Tile layouts & where to use them
In addition to choosing the tile itself, choosing the right layout can be a fun & easy way to express your style, personality, & creativity.
Stacked or Straight Lay
Each tile in a stacked layout is lined up with the next to create a clean, simple grid. This layout is quick & easy to install. Depending on the type of tile used, this layout can be used to create either a modern, minimal look or a very traditional look. We often recommend this layout for large format tiles and anywhere a seamless look is desired.
Design Tip: Stack rectangular tiles vertically to emphasize & enhance the height of your space. This creates a fun, modern look.
Rotate a stacked layout by 45-degrees and you have a diagonal layout. This very traditional layout is most often associated with square tiles, but it works for planks and rectangles, too. Because it elongates the lines in your tile, this layout can make a room appear larger.
Design Tip: In a small or choppy space, install wood-look tiles diagonally to create interest & movement while making the room appear larger.
Half Joint or "Brick" Joint
This go-to layout goes by several other names, including running bond, off-set lay, & subway pattern. Popular because it is traditional & easy to install, each tile in this pattern is centered on the grout line above & below it. The end result is simple, structured, & symmetrical.
Design Tip: Use small accent pieces between each tile to turn this simple layout into a one-of-a-kind focal point.
Similar to a half joint, each tile in a third joint is offset from the tiles above & below it by one third the length of the tile. This staggered effect can either create either an alternating pattern or a stair-stepped pattern. The tile council of North America recommends a third joint for large format tiles since it minimizes lippage, allowing for tighter joint spacing.
Design Tip: We recommend a third joint for tiles that have a lot of movement, like marble & slate, because it disperses veining & color more evenly.
Design Tip: A third joint pairs well with handmade style subway tile, where the added movement complements the easy-going, relaxed style.
A herringbone pattern is made up of interlocking V-shaped rows. This layout has been trending for a while as a more engaging, graphic way to install both large & small rectangular tiles. A diagonal herringbone, where each piece is installed at a 45 degree angle is formally called a diagonal herringbone, & it can be oriented up-&-down or left-to-right.

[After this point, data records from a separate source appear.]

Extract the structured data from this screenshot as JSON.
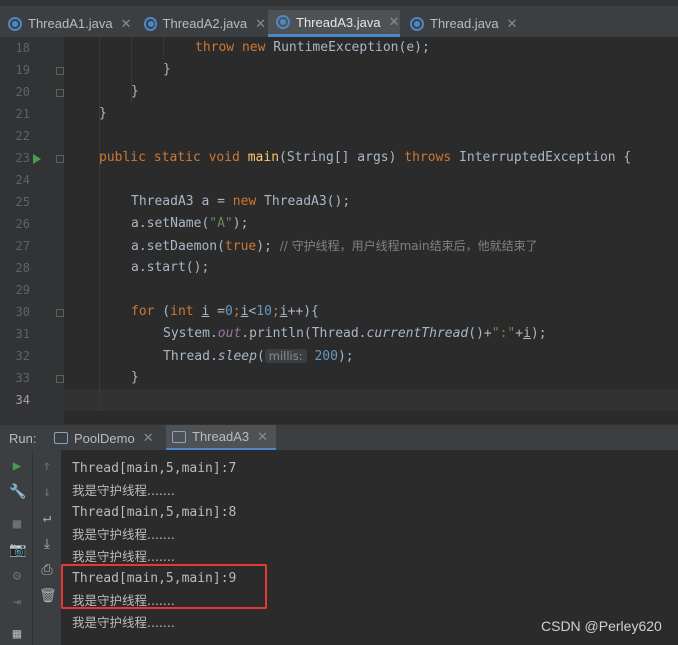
{
  "tabs": [
    {
      "label": "ThreadA1.java",
      "active": false
    },
    {
      "label": "ThreadA2.java",
      "active": false
    },
    {
      "label": "ThreadA3.java",
      "active": true
    },
    {
      "label": "Thread.java",
      "active": false
    }
  ],
  "editor": {
    "line_numbers": [
      "18",
      "19",
      "20",
      "21",
      "22",
      "23",
      "24",
      "25",
      "26",
      "27",
      "28",
      "29",
      "30",
      "31",
      "32",
      "33",
      "34"
    ],
    "code": {
      "l18_throw": "throw",
      "l18_new": "new",
      "l18_rest": " RuntimeException(e);",
      "l19": "}",
      "l20": "}",
      "l21": "}",
      "l23_kw": "public static void",
      "l23_fn": "main",
      "l23_params": "(String[] args) ",
      "l23_throws": "throws",
      "l23_ex": " InterruptedException {",
      "l25_a": "ThreadA3 a = ",
      "l25_new": "new",
      "l25_b": " ThreadA3();",
      "l26_a": "a.setName(",
      "l26_str": "\"A\"",
      "l26_b": ");",
      "l27_a": "a.setDaemon(",
      "l27_true": "true",
      "l27_b": "); ",
      "l27_comment": "// 守护线程，用户线程main结束后，他就结束了",
      "l28": "a.start();",
      "l30_for": "for",
      "l30_a": " (",
      "l30_int": "int",
      "l30_i": "i",
      "l30_b": " =",
      "l30_zero": "0",
      "l30_c": ";",
      "l30_i2": "i",
      "l30_d": "<",
      "l30_ten": "10",
      "l30_e": ";",
      "l30_i3": "i",
      "l30_f": "++){",
      "l31_a": "System.",
      "l31_out": "out",
      "l31_b": ".println(Thread.",
      "l31_ct": "currentThread",
      "l31_c": "()+",
      "l31_str": "\":\"",
      "l31_d": "+",
      "l31_i": "i",
      "l31_e": ");",
      "l32_a": "Thread.",
      "l32_sleep": "sleep",
      "l32_b": "(",
      "l32_hint": "millis:",
      "l32_num": "200",
      "l32_c": ");",
      "l33": "}"
    }
  },
  "run": {
    "label": "Run:",
    "tabs": [
      {
        "label": "PoolDemo",
        "active": false
      },
      {
        "label": "ThreadA3",
        "active": true
      }
    ]
  },
  "console": {
    "lines": [
      "Thread[main,5,main]:7",
      "我是守护线程.......",
      "Thread[main,5,main]:8",
      "我是守护线程.......",
      "我是守护线程.......",
      "Thread[main,5,main]:9",
      "我是守护线程.......",
      "我是守护线程......."
    ]
  },
  "watermark": "CSDN @Perley620",
  "colors": {
    "highlight_box": "#e53935",
    "keyword": "#cc7832",
    "string": "#6a8759",
    "number": "#6897bb",
    "method_decl": "#ffc66d",
    "static_field": "#9876aa"
  }
}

A straight herringbone creates a stair-step effect.
Design Tip: A herringbone layout is a stylish & budget-friendly way to upgrade a plain tile. For example, on a kitchen backsplash, a herringbone layout packs personality into a simple subway tile.

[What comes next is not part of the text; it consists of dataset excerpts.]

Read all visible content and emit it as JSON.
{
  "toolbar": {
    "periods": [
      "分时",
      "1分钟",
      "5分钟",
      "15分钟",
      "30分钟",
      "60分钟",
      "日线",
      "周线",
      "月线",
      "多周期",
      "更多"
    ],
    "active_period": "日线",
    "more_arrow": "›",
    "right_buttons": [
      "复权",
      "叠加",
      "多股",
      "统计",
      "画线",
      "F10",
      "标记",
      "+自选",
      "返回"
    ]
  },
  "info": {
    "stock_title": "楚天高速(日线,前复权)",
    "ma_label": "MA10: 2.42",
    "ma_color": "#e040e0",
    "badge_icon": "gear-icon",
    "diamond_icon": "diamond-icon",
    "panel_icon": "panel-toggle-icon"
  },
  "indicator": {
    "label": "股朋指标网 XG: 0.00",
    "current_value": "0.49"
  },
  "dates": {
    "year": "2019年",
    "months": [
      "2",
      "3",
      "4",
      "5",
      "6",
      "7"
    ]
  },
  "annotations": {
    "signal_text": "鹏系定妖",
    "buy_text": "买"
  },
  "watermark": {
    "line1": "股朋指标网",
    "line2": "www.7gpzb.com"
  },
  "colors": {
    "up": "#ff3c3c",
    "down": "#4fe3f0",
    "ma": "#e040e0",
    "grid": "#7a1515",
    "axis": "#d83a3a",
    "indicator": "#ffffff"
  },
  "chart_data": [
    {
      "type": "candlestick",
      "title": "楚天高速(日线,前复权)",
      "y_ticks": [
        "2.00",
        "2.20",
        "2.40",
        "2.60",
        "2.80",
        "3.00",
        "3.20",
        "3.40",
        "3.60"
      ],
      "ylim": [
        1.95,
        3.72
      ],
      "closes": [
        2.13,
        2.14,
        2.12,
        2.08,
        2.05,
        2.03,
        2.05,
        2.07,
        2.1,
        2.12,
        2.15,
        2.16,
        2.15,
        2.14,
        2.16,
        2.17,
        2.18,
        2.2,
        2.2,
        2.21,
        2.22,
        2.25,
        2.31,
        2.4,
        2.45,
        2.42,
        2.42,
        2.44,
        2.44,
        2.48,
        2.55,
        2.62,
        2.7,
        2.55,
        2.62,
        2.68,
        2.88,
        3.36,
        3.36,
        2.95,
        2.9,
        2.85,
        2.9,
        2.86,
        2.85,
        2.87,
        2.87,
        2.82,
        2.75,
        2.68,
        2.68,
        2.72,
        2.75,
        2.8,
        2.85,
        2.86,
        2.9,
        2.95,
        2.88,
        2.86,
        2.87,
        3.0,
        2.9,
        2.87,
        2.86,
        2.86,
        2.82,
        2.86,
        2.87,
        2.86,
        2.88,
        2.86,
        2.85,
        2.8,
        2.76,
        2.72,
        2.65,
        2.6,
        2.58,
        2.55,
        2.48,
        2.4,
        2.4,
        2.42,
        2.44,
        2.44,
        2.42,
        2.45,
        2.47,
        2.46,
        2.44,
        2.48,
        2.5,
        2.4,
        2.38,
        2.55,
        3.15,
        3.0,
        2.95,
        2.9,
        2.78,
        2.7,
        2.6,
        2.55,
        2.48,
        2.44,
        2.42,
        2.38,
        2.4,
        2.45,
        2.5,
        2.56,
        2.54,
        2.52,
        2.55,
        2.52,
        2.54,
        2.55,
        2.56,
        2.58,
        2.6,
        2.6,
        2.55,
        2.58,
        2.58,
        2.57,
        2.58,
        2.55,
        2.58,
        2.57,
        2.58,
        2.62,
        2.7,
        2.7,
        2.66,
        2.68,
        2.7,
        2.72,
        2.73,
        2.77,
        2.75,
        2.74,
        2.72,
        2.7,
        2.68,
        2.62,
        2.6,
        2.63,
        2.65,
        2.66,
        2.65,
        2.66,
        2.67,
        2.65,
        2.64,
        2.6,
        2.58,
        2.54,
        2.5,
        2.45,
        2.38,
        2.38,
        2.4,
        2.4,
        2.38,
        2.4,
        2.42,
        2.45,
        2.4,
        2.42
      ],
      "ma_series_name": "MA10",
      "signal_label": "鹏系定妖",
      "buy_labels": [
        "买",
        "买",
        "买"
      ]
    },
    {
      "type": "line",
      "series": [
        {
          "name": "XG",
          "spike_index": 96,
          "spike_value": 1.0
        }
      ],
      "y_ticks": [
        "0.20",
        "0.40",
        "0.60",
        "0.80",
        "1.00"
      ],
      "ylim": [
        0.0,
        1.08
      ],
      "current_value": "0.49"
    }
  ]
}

Design Tip: Use a contrasting grout color on a herringbone pattern to further emphasize the unique design.
Chevron is visually very similar to a herringbone pattern. The difference is that, while a herringbone is made up of rectangles, a chevron is made of parallelograms. Because both short sides are parallel to each other at a 45-degree angle, a chevron makes a true zig-zag rather than an interlocking pattern. Tiles that are designed to be installed in a chevron come in this shape from the factory.
Design Tip: Most often, a chevron is shown with the short sides together running vertically. This creates a wide zig-zag pattern. However, the same shapes can also be installed with the long sides together vertically, which gives the look a more modern twist.

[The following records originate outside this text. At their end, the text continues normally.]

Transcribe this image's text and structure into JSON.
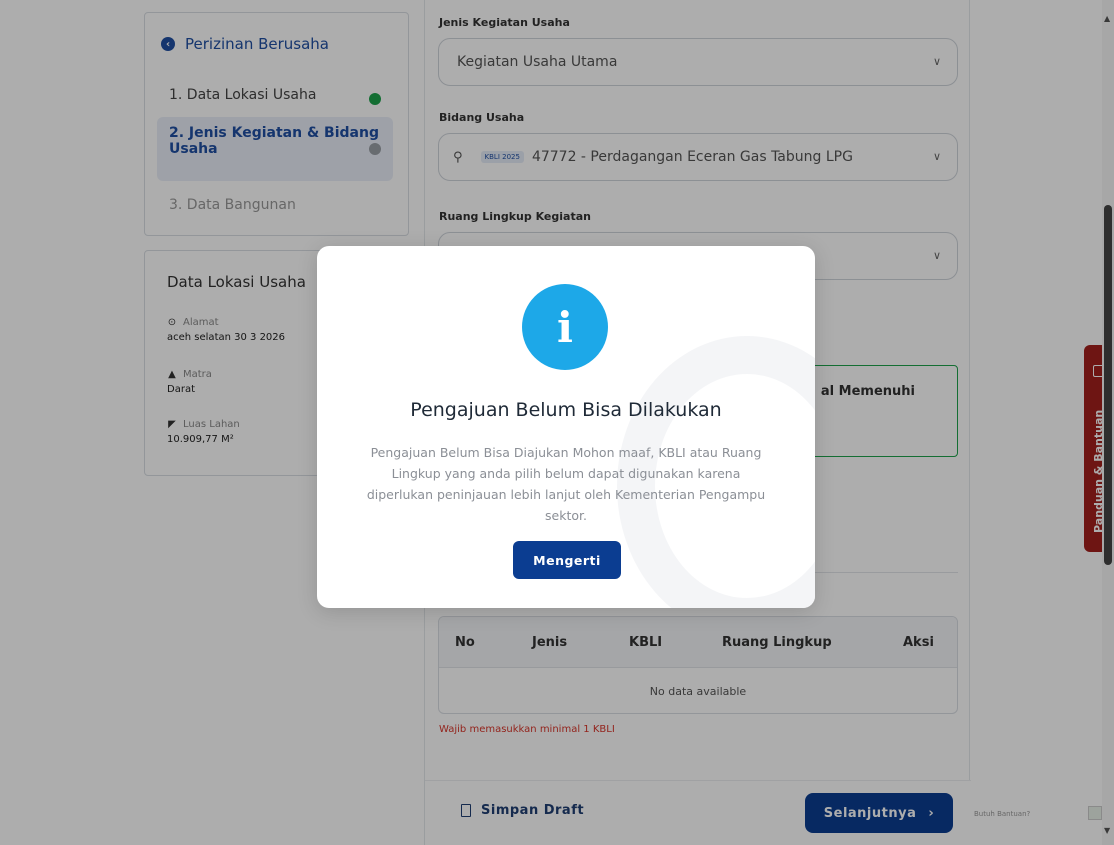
{
  "stepper": {
    "title": "Perizinan Berusaha",
    "steps": [
      {
        "label": "1. Data Lokasi Usaha",
        "status": "done"
      },
      {
        "label": "2. Jenis Kegiatan & Bidang Usaha",
        "status": "active"
      },
      {
        "label": "3. Data Bangunan",
        "status": "pending"
      }
    ]
  },
  "lokasi": {
    "title": "Data Lokasi Usaha",
    "items": [
      {
        "label": "Alamat",
        "value": "aceh selatan 30 3 2026",
        "icon": "location-pin-icon"
      },
      {
        "label": "Matra",
        "value": "Darat",
        "icon": "mountain-icon"
      },
      {
        "label": "Luas Lahan",
        "value": "10.909,77 M²",
        "icon": "area-icon"
      }
    ]
  },
  "form": {
    "jenis_kegiatan": {
      "label": "Jenis Kegiatan Usaha",
      "value": "Kegiatan Usaha Utama"
    },
    "bidang_usaha": {
      "label": "Bidang Usaha",
      "badge": "KBLI 2025",
      "value": "47772 - Perdagangan Eceran Gas Tabung LPG"
    },
    "ruang_lingkup": {
      "label": "Ruang Lingkup Kegiatan",
      "value": ""
    },
    "green_box_text": "al Memenuhi",
    "table": {
      "columns": [
        "No",
        "Jenis",
        "KBLI",
        "Ruang Lingkup",
        "Aksi"
      ],
      "empty": "No data available"
    },
    "error": "Wajib memasukkan minimal 1 KBLI"
  },
  "footer": {
    "draft_label": "Simpan Draft",
    "next_label": "Selanjutnya",
    "next_icon": "›",
    "help_small": "Butuh Bantuan?"
  },
  "help_tab": {
    "label": "Panduan & Bantuan"
  },
  "modal": {
    "icon": "i",
    "title": "Pengajuan Belum Bisa Dilakukan",
    "message": "Pengajuan Belum Bisa Diajukan Mohon maaf, KBLI atau Ruang Lingkup yang anda pilih belum dapat digunakan karena diperlukan peninjauan lebih lanjut oleh Kementerian Pengampu sektor.",
    "button": "Mengerti"
  },
  "colors": {
    "primary": "#0b3d91",
    "accent_blue": "#1da8e8",
    "success": "#1ea24c",
    "error": "#d9362b",
    "help_tab": "#a3201d"
  }
}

Sometimes called a hopscotch pattern, a pinwheel uses a combination of a large and small square or a square and a rectangle to achieve a radial effect that resembles a pinwheel. This layout works best on the floor and is most often used in kitchens & sunrooms.
Design Tip: Since it works with any two different sized squares, the pinwheel pattern offers the opportunity to incorporate two different products for a pop of color or texture. Just make sure they are the same thickness!
This is just what it sounds like: Each tile is offset a random distance from the tiles around it. If you are selecting a wood-look tile, we will probably recommend that you use random joints since this is how hardwood flooring is installed.
Design Tip: Run a random joint installation diagonally to add interest & make your room feel larger.
A Versailles pattern uses a combination of four different sizes (two squares & two rectangles) to create an intricate interlocking design. Named after the lavish floors in the Palace of Versailles, this pattern is as about as traditional as it gets, but it can be styled modern as well. We love to see it in kitchens, pool decks, verandas, & other large spaces. If your style is traditional or modern-traditional, this is a wonderful selection.
Design Tip: We are likely to direct you toward travertine or marble if you want this look, because very few porcelain or ceramic lines come in all four necessary sizes. But this pattern looks best in natural stone anyway, because stone has inherent variation, classic beauty, & a softer texture.
A basket weave pattern is made up of alternating rows of vertically & horizontally stacked tiles which mimic the over-and-under motion of a woven basket. Although this timeless look is commonly associated with outdoor applications, such as patios and walkways, it also works beautifully in outdoor-adjacent settings such as mudrooms, sunrooms, and lanais. This layout is appropriate for traditional and transitional homes alike and is a great way to create interest without being too trendy.
Other Unique & Unusual Patterns
If you are seeking a truly unique result, don't be afraid to come up with your own layout. Simple shapes and ordinary sizes take on a new life when combined in unexpected ways.